El colectivo de profesores universitarios de tecnología educativa están llevando a cabo, de forma continua, una reflexión crítica sobre el desarrollo académico e investigador de la tecnología educativa en el contexto educativo español, que toma forma en los encuentros anuales denominados Jornadas Universitarias de Tecnología Educativa, que se celebran desde 1993. En ellas, los profesores de estas disciplinas en las distintas universidades intercambian sus puntos de vista, metodologías, formas de trabajo, líneas de investigación, etc., y elaboran proyectos en común (Revista Interuniversitaria de Tecnología Educativa, Red Universitaria de Tecnología Educativa, páginas web de interés para el colectivo, investigaciones cooperativas, etc.). Las actas de las reuniones se han ido publicando, resultando una interesante documentación para analizar la realidad de la tecnología educativa en nuestro país (De Pablos, 1994; García-Valcárcel y otros, 1994; Alonso, 1997; Área, 1998).
La revisión de estos documentos nos permite concluir que ha habido una gran cantidad de planteamientos, tanto en la selección de los temas y problemas de estudio, como en la metodología y plataformas conceptuales en las que se ha apoyado la investigación realizada, si bien en la actualidad prevalece el estudio de las aplicaciones educativas de las nuevas tecnologías de la información y comunicación: internet, teleformación, multimedia educativo (Área, 2000). La revisión realizada por el autor le lleva a afirmar que existen algunas lagunas en la investigación que deberían ser abordadas en el desarrollo próximo de esta disciplina: nuevas tecnologías y género, educación intercultural y medios de comunica-

ción, análisis de las políticas educativas sobre tecnologías de la información, desigualdades en el acceso a la información, nuevos códigos de comunicación cultural, etc.

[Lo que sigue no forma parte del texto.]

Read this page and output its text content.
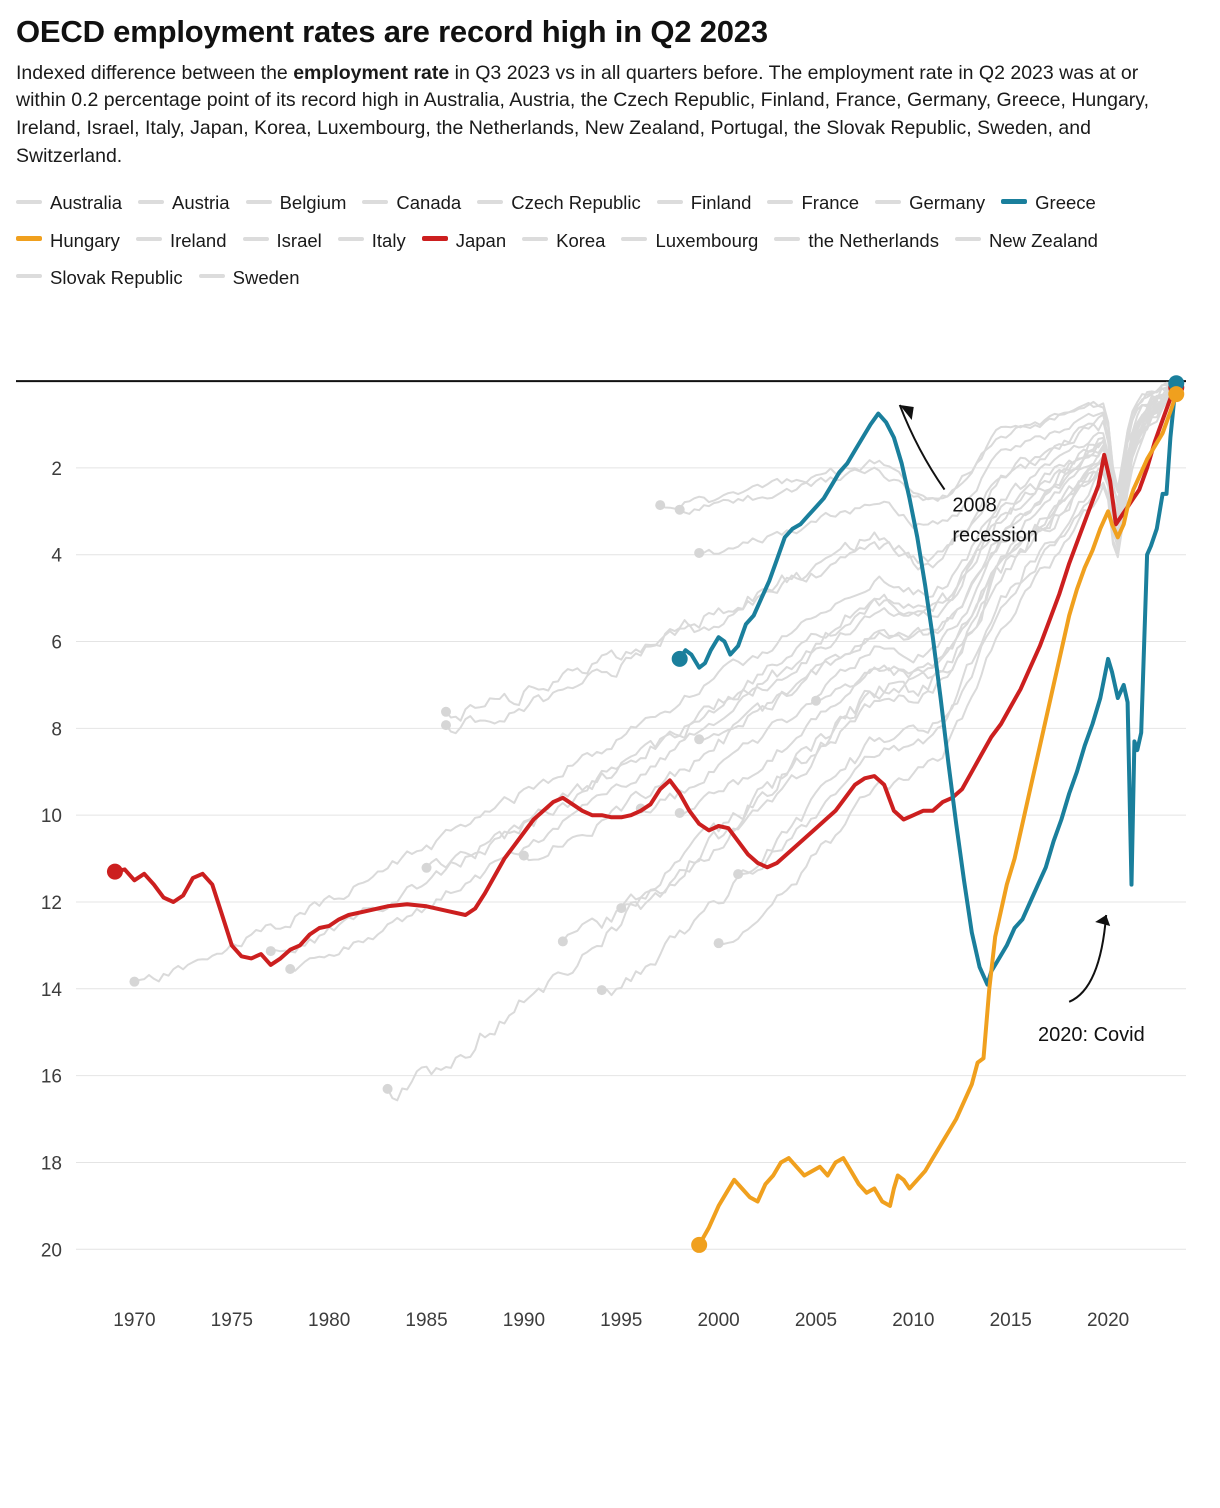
OECD employment rates are record high in Q2 2023

Indexed difference between the employment rate in Q3 2023 vs in all quarters before. The employment rate in Q2 2023 was at or within 0.2 percentage point of its record high in Australia, Austria, the Czech Republic, Finland, France, Germany, Greece, Hungary, Ireland, Israel, Italy, Japan, Korea, Luxembourg, the Netherlands, New Zealand, Portugal, the Slovak Republic, Sweden, and Switzerland.

Australia	Austria	Belgium	Canada	Czech Republic	Finland	France	Germany	GreeceHungary	Ireland	Israel	Italy	Japan	Korea	Luxembourg	the Netherlands	New ZealandSlovak Republic	Sweden
2
4
6
8
10
12
14
16
18
20
1970	1975	1980	1985	1990	1995	2000	2005	2010	2015	2020
2008
recession
2020: Covid
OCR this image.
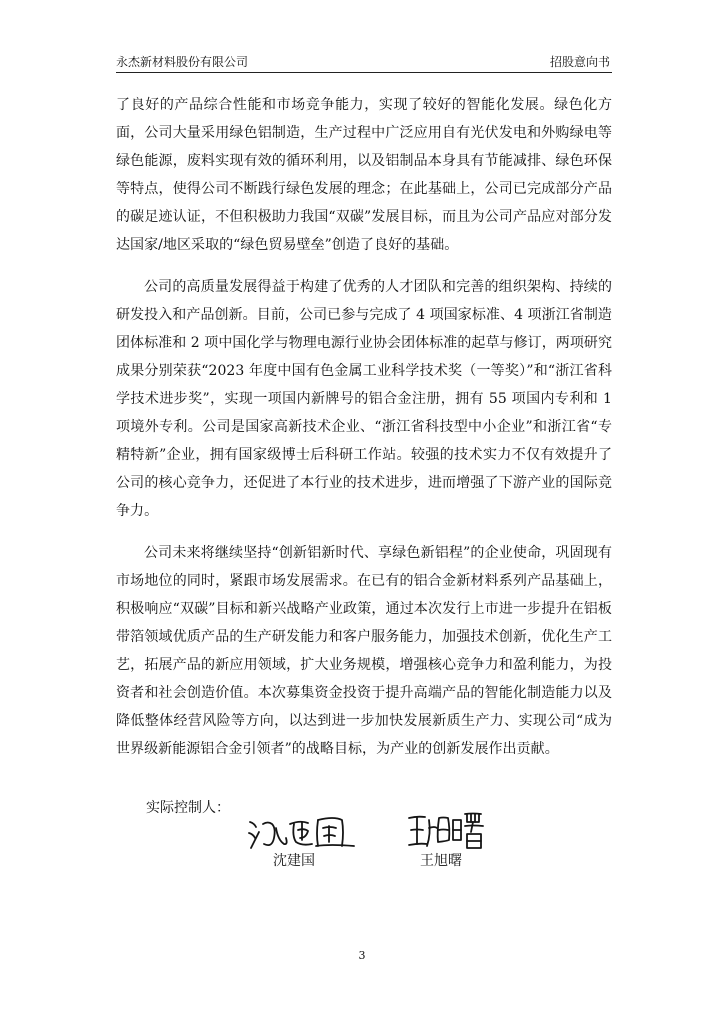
永杰新材料股份有限公司	招股意向书

了良好的产品综合性能和市场竞争能力，实现了较好的智能化发展。绿色化方面，公司大量采用绿色铝制造，生产过程中广泛应用自有光伏发电和外购绿电等绿色能源，废料实现有效的循环利用，以及铝制品本身具有节能减排、绿色环保等特点，使得公司不断践行绿色发展的理念；在此基础上，公司已完成部分产品的碳足迹认证，不但积极助力我国“双碳”发展目标，而且为公司产品应对部分发达国家/地区采取的“绿色贸易壁垒”创造了良好的基础。

公司的高质量发展得益于构建了优秀的人才团队和完善的组织架构、持续的研发投入和产品创新。目前，公司已参与完成了 4 项国家标准、4 项浙江省制造团体标准和 2 项中国化学与物理电源行业协会团体标准的起草与修订，两项研究成果分别荣获“2023 年度中国有色金属工业科学技术奖（一等奖）”和“浙江省科学技术进步奖”，实现一项国内新牌号的铝合金注册，拥有 55 项国内专利和 1 项境外专利。公司是国家高新技术企业、“浙江省科技型中小企业”和浙江省“专精特新”企业，拥有国家级博士后科研工作站。较强的技术实力不仅有效提升了公司的核心竞争力，还促进了本行业的技术进步，进而增强了下游产业的国际竞争力。

公司未来将继续坚持“创新铝新时代、享绿色新铝程”的企业使命，巩固现有市场地位的同时，紧跟市场发展需求。在已有的铝合金新材料系列产品基础上，积极响应“双碳”目标和新兴战略产业政策，通过本次发行上市进一步提升在铝板带箔领域优质产品的生产研发能力和客户服务能力，加强技术创新，优化生产工艺，拓展产品的新应用领域，扩大业务规模，增强核心竞争力和盈利能力，为投资者和社会创造价值。本次募集资金投资于提升高端产品的智能化制造能力以及降低整体经营风险等方向，以达到进一步加快发展新质生产力、实现公司“成为世界级新能源铝合金引领者”的战略目标，为产业的创新发展作出贡献。

实际控制人：
沈建国	王旭曙
3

Se podrían determinar como pautas que marcan la evolución de la tecnología educativa las siguientes:
     Esta disciplina ha estado ligada a instituciones de educación superior.
     Sus líneas de trabajo se han basado en el estudio de las aplicaciones de medios y materiales a la enseñanza.
     Los medios han constituido el objeto de interés prioritario en la tecnología educativa, a pesar de que se han ido consolidando otras vertientes a través del tiempo: administración de las instituciones educativas, diseño y desarrollo educativo, servicios de información y producción de medios.
     Se tienden a buscar definiciones de tecnología educativa excesivamente globales y comprensivas.
CONCEPTUALIZACIÓN DE LA
TECNOLOGÍA EDUCATIVA Y
PRINCIPALES ENFOQUES DE LA
DISCIPLINA
La búsqueda de una definición de tecnología educativa y los presupuestos epistemológicos que están en la base de esta disciplina es una cuestión en la que se viene trabajando desde hace algunas décadas. En España, de forma algo más tardía, también surge esta preocupación e interés en delimitar los contenidos y ámbitos de estudio de la tecnología educativa (Área, 1991; De Pablos, 1994; Alba, 1994; Alonso, 1997); incluso desde el área de teoría de la educación se reflexiona sobre este asunto (Castillejo, 1987; Sarramona, 1986), tendiendo a identificar tecnología educativa con didáctica o pedagogía.

La conceptualización de la tecnología educativa va ligada a su evolución histórica como disciplina, como ya se ha puesto de manifiesto. Sin embargo, se mantienen en la actualidad distintos enfoques, unos con mayor aceptación que otros, por la comunidad de tecnó-logos educativos, y unos más desarrollados que otros en función de las tradiciones académicas de los distintos países (unos más proclives a análisis prácticos y otros a consideraciones ideológicas).